Я ничего не имела против миссис Айзекс, но услышав, как она упаковывает вещи, облегченно вздохнула.

Перед уходом, когда на пороге, сияя из-за груды сумок и коробок, ее уже ждал дородный с иголочки одетый муж, она на секунду задержалась возле детской кроватки, стоявшей у меня в ногах. Детей принесли на кормление, и проходило обычно не меньше часа, прежде чем их забирали обратно.

— Поздравляю, — сказала она. — Мальчик или девочка?

— Девочка.

— Как хотите назвать?

Я ответила, что еще не решила.

— А… ну, тогда до свидания. Всего наилучшего.

— Всего доброго.

Когда она ушла, я несколько минут наслаждалась чувством собственности. Комната моя, телефон мой, теперь меня наверняка переложат на ее кровать, и я смогу глядеть через окно на узкую улочку. В хрустальных вазах уже начали вянуть оставленные ею гвоздики и адиантумы. На тумбочке аккуратной стопкой лежали ее журналы с модными образцами вязания и длиннющими романами.

Проснувшись, я увидела, что цветы и газеты исчезли, белье с соседней кровати сняли, и теперь она стала гладкая и холодная, как мраморная доска, а занавеску подняли вверх; так в первый раз за все время далекое солнце коснулось меня своим холодным лучом, и я увидела троллейбусы, снующие в тумане улицы, как катера по реке. Дочь унесли, и я, вдруг почувствовав себя очень одинокой, нажала кнопку звонка. Над дверью загорелся красный свет, по коридору, прорываясь сквозь пеленки, пронесся пронзительный детский плач, режущий слух, как цыплячий писк, доносящийся на рассвете с птицефермы, однако никто не появился. Я позвонила домой — телефон не отвечал: наверное, мама гуляла с детьми в парке. Я позвонила на работу мужу — его тоже не было. Я заплакала: больше всего на свете мне хотелось, чтобы хоть кто-нибудь оказался рядом, и с тоской подумала о миссис Айзекс, от которой веяло унылым домашним уютом.

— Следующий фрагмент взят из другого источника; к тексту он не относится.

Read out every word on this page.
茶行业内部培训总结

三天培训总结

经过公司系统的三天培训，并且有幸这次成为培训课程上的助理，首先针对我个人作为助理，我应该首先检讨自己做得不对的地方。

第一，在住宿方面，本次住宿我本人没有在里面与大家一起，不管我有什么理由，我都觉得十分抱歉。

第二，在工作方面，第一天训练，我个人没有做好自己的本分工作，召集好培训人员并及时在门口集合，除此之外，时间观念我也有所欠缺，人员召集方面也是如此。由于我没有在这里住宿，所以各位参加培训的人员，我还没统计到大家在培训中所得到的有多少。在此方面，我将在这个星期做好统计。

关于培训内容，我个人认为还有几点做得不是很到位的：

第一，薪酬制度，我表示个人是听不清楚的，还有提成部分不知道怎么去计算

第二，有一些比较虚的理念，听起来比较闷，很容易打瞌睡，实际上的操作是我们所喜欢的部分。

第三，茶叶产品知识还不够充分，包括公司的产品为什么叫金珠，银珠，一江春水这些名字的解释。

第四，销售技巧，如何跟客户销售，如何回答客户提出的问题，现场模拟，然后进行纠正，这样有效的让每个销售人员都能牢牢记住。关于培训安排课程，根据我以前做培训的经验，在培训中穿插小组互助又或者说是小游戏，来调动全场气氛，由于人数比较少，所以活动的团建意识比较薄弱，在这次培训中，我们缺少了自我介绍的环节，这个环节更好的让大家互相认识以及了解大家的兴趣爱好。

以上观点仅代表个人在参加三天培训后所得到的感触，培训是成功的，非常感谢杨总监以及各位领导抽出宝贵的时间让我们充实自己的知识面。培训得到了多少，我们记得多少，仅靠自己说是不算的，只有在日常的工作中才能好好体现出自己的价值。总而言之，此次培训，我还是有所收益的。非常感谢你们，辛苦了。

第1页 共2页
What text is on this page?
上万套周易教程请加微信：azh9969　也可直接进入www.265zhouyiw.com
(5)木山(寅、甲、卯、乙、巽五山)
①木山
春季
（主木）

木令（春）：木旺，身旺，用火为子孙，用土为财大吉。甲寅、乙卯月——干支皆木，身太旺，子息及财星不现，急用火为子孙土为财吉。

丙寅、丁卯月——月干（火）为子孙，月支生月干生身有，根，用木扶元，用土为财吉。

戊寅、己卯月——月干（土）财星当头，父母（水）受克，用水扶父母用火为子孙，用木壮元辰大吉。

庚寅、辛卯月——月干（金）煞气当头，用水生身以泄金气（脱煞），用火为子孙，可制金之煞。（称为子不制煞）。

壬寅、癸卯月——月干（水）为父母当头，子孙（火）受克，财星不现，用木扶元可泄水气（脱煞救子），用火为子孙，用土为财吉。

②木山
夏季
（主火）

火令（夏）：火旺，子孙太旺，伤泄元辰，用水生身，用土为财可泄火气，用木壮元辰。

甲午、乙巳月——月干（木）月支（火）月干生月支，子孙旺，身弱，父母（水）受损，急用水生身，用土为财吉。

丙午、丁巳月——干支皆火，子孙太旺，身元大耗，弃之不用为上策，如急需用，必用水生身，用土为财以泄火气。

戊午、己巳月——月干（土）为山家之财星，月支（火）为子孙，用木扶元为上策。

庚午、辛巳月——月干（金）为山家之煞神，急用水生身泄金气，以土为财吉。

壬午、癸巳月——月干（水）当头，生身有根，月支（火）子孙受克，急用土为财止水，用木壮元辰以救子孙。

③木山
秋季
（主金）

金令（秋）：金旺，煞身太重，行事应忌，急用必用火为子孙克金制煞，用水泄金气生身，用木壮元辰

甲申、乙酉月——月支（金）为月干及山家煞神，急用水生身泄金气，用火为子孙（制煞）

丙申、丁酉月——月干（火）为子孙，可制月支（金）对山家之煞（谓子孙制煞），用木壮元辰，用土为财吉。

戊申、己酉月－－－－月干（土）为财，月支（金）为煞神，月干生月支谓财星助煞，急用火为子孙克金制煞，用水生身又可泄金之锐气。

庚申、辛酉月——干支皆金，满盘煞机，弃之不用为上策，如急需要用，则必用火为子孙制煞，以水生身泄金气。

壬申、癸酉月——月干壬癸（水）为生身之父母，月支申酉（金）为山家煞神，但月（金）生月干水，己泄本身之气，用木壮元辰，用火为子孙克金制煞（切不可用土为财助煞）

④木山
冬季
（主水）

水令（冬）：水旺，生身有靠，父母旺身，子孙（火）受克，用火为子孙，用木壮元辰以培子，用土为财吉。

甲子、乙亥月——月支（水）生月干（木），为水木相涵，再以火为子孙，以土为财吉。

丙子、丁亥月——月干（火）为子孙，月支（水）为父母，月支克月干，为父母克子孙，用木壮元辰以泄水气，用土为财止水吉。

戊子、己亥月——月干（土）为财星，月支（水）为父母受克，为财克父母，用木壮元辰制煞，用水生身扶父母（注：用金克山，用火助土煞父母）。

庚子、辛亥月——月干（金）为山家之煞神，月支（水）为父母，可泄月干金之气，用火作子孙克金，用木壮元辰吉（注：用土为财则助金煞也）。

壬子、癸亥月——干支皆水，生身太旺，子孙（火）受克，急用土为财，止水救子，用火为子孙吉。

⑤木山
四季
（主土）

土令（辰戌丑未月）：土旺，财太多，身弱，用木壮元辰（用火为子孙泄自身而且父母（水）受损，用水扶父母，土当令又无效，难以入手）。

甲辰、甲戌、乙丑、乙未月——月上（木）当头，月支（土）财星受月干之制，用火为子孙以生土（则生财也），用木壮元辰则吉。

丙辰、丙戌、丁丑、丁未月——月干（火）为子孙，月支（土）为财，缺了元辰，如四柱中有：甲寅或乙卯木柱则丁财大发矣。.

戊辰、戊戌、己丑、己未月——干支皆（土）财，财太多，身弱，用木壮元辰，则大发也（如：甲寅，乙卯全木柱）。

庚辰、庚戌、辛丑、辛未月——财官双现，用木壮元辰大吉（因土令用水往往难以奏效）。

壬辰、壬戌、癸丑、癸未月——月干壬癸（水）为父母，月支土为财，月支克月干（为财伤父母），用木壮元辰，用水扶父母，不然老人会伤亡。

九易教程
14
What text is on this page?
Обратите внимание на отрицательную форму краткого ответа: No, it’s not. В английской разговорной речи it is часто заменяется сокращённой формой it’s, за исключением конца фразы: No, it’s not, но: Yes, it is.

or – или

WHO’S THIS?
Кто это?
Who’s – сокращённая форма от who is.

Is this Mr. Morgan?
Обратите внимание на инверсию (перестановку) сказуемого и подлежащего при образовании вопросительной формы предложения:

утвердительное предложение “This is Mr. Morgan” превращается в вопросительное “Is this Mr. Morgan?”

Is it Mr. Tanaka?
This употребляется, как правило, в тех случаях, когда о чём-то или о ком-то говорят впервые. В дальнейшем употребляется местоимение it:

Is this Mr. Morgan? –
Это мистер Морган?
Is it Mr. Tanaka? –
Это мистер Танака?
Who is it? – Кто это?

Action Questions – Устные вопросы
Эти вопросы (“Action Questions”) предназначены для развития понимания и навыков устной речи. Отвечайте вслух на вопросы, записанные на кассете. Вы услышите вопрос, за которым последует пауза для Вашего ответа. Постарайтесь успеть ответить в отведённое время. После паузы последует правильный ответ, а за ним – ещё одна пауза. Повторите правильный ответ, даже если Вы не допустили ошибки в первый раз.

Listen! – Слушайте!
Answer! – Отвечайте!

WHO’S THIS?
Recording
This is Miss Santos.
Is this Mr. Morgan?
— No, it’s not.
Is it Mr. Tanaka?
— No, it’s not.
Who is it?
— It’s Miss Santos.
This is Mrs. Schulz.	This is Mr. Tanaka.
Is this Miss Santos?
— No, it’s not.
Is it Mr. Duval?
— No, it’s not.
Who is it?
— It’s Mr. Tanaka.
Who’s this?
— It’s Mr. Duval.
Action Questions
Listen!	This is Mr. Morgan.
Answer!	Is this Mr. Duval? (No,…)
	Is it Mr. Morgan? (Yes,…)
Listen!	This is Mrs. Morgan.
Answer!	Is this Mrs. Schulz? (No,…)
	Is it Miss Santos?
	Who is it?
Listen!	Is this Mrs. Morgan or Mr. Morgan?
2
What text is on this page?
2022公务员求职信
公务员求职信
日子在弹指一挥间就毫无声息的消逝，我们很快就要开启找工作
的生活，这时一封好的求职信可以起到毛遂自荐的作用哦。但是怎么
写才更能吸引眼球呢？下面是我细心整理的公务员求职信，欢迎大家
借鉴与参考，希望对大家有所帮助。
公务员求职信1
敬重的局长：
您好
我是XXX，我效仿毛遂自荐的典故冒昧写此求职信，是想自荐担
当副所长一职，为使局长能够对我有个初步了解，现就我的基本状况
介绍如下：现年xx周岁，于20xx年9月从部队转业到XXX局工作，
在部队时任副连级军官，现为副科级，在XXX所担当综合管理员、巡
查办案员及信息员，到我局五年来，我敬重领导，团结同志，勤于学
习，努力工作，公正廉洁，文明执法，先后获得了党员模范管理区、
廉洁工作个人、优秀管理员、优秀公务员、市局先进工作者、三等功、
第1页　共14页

Когда же наконец двойные двери распахнулись, я поняла, что это опять не ко мне. В них с опаской просунулась тележка: она остановилась в дверях, и я услышала приглушенные голоса. На тележке лежала молодая женщина, видна была только ее голова и плечи; всклокоченные светлые волосы разметались по подушке, а красное, распухшее от горя лицо, казалось бесформенным, как у ребенка; все, что вкатилось в комнату потом, было закрыто простыней. Не обращая не меня ни малейшего внимания, сестры, возникшие вслед за тележкой, деловито опустили разделяющую занавеску. В дверях, шаря несчастным взглядом в поисках исчезнувшей тележки и не решаясь войти, робко стоял молодой человек, прижимая к груди кучу всякой всячины: мягкие резиновые тапочки, какие обычно носят школьницы, девичий халат, явно из приданого, пористую сумку и розовый зонтик. Мокрые от пота волосы смешно сбились на макушке, и от этого его длинное мальчишеское лицо казалось еще более жалким.

— Добрый день, — сказал он тихо и вежливо.

Он был очень вежливый. Служил, наверное, в каком-нибудь Министерстве — Иностранных или Внутренних Дел, а может, По Делам Колоний, но в эту среду, бросив все дела, примчался сюда, растерянный и ошеломленный.

— Пройдите, мистер Перкинс, — строго сказала сестра.

Краснея, он стал пробираться через занавески, запутался в них, уронил зонтик, принялся извиняться, и я услышала всхлипывания его жены, такие жалобные, такие детские. Сестры пронеслись мимо моей кровати с пустой тележкой и выскочили из комнаты.

На минуту мы остались одни — Перкинсы и я. Боясь их смутить, я притаилась в своей постели за занавеской.

Она рыдала.

— Дорогая, все будет хорошо, — торопливо зашептал он. — Вот увидишь, все будет хорошо!

Рыдания.

— Милая, все будет хорошо. Честное слово. Обещаю тебе.

Она зарыдала еще сильнее.

В палату снова влетела сестра и произнесла почти нежно:

— Мистер Перкинс, не угодно ли будет подождать в коридоре?

— Да-да, конечно, — пробормотал он, но не двинулся с места.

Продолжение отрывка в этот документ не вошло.